I whispered the old words my mother used to say before she became unreachable:
“On recommence. Encore une fois.” We begin again. One more time.
I wasn’t sure I believed it.
But I said it anyway.
*Daniele*
Brooklyn, New York
Three Months Before
The studio lights were so bright they blurred the edges of things.
I shifted on the couch, ran a hand through my hair, and smiled at the girl next to me like I wasn’t dead inside from shooting fake chemistry all afternoon.
“Okay, Dani, one more take,” Vince — my agent — called. “Flirt harder.”
Ari — tall, blonde, MatchUp’s latest “dream pairing” — leaned into me like she’d done this a thousand times. Maybe she had.
I smirked, slow and sharp. “If I flirt any harder, they’re gonna have to censor it.”
She laughed, tipping her drink toward mine. The crew chuckled. Someone behind the camera whispered “He’s such a natural.”
Yeah, no shit.
“Describe your perfect match,” Ari purred for the promo cut.
I tilted my head, letting a beat of silence drag just long enough to make her lean in. Then:
“Me. Just… slightly less difficult.”
Laughter. Cameras clicking. Vince’s voice: “Perfect. Keep that grin—Jesus, this shit’s gonna blow up.”
It always did.
We wrapped fast. Ari squeezed my arm with manicured fingers. “You’re fun,” she said.
“Dangerously,” I replied with a wink.
But the second I stepped outside the set, it slipped — the grin, the voice, the version of me that sold well.

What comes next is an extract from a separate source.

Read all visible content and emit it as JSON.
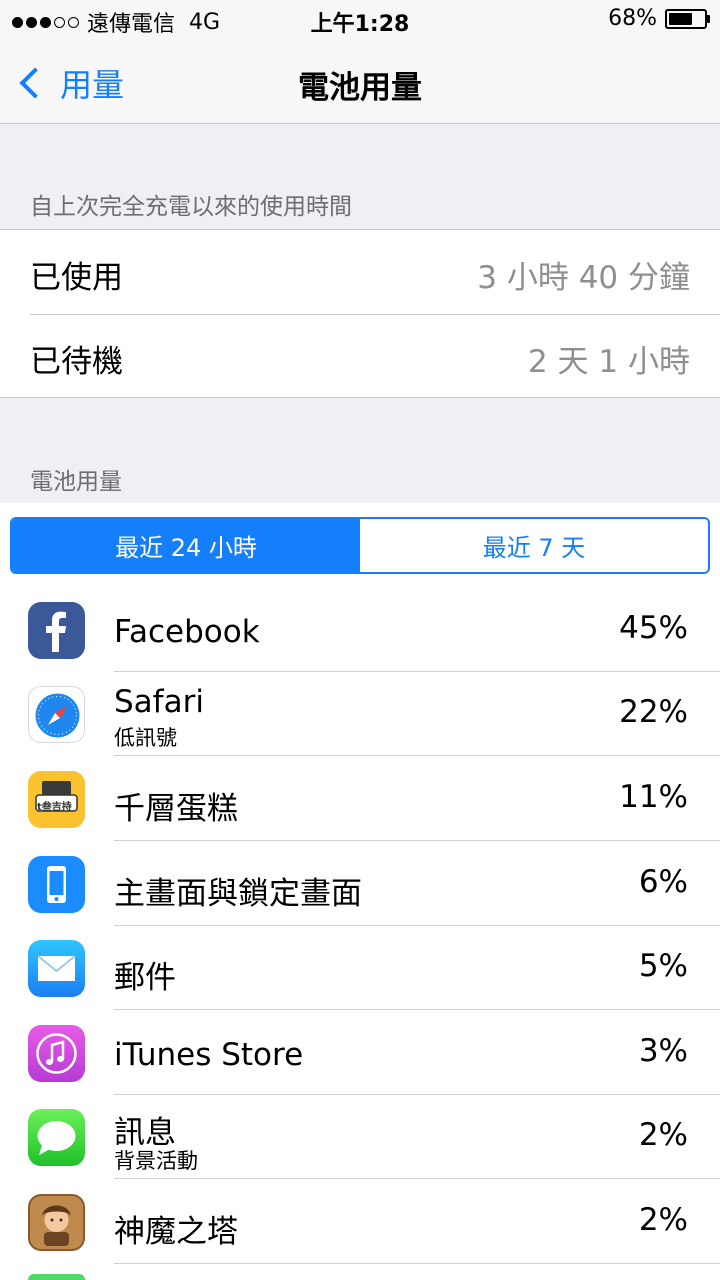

By the time I got home, my jaw ached from smiling. My feet hurt. I didn’t even turn on the lights. Just dropped my jacket and kicked off my boots in the dark.

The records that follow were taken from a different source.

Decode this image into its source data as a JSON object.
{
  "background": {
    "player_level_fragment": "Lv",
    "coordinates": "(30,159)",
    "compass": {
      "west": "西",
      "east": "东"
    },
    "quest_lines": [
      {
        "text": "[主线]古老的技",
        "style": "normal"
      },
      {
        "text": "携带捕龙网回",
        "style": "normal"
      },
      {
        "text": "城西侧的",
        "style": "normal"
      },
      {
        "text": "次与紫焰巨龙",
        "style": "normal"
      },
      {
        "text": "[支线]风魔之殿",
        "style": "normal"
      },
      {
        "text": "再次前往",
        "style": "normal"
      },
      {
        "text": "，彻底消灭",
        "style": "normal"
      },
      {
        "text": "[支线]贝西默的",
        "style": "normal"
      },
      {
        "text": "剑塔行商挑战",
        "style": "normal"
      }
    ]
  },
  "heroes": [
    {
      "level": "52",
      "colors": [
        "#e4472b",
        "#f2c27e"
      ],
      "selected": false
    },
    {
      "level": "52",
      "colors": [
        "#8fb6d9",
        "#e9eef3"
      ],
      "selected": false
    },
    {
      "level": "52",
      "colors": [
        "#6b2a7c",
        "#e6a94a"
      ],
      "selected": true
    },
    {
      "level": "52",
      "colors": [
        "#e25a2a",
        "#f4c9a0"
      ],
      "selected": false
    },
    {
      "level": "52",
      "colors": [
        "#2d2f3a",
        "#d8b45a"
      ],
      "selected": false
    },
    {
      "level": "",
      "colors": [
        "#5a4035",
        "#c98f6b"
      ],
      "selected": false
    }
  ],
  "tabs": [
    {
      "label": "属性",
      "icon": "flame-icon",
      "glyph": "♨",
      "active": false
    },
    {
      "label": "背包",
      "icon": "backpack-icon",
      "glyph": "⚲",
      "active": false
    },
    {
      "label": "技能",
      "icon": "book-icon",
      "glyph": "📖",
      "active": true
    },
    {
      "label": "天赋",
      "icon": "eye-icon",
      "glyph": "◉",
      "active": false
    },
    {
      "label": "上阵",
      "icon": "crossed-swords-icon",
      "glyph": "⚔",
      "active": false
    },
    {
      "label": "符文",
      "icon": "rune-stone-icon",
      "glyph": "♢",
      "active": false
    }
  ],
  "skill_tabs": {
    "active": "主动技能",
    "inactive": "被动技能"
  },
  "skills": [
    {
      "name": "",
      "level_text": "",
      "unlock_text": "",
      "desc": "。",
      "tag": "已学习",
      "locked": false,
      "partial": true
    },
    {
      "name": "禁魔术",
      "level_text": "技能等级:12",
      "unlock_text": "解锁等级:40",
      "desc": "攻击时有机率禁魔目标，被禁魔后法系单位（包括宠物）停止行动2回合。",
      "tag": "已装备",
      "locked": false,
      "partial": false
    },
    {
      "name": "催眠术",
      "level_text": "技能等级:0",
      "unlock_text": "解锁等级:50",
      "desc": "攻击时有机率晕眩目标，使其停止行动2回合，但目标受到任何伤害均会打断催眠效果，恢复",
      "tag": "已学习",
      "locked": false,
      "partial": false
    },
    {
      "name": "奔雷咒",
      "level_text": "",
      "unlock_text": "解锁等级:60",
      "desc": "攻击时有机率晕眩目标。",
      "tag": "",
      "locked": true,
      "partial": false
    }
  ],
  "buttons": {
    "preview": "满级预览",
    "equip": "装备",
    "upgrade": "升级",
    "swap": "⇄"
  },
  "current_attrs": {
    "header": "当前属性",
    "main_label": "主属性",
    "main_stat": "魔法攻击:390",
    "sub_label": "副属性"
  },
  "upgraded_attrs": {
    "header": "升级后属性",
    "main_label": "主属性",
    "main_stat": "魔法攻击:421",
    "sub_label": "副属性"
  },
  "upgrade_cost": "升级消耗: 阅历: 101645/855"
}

It’s not like I hated it — the attention, the numbers, the brand. It paid for the apartment. The guitars. The nights I could take my band out and pretend we’d already made it.
But most nights, I’d trade a million likes for the feeling I used to get writing demos in Jax’s garage — broke, tired, and fucking alive.
I picked up my guitar, let my fingers fall into old muscle memory. Quiet. A few chords. Just enough to remind myself I could still feel it.
The fame was supposed to be the prize. But most nights, it felt like the price. All the noise, all the eyes—it looked like connection, until I realized it was just an echo.
What I really wanted was something solid.
A voice that hit back.
I wasn't sure what I wanted anymore, but I knew it wasn't this.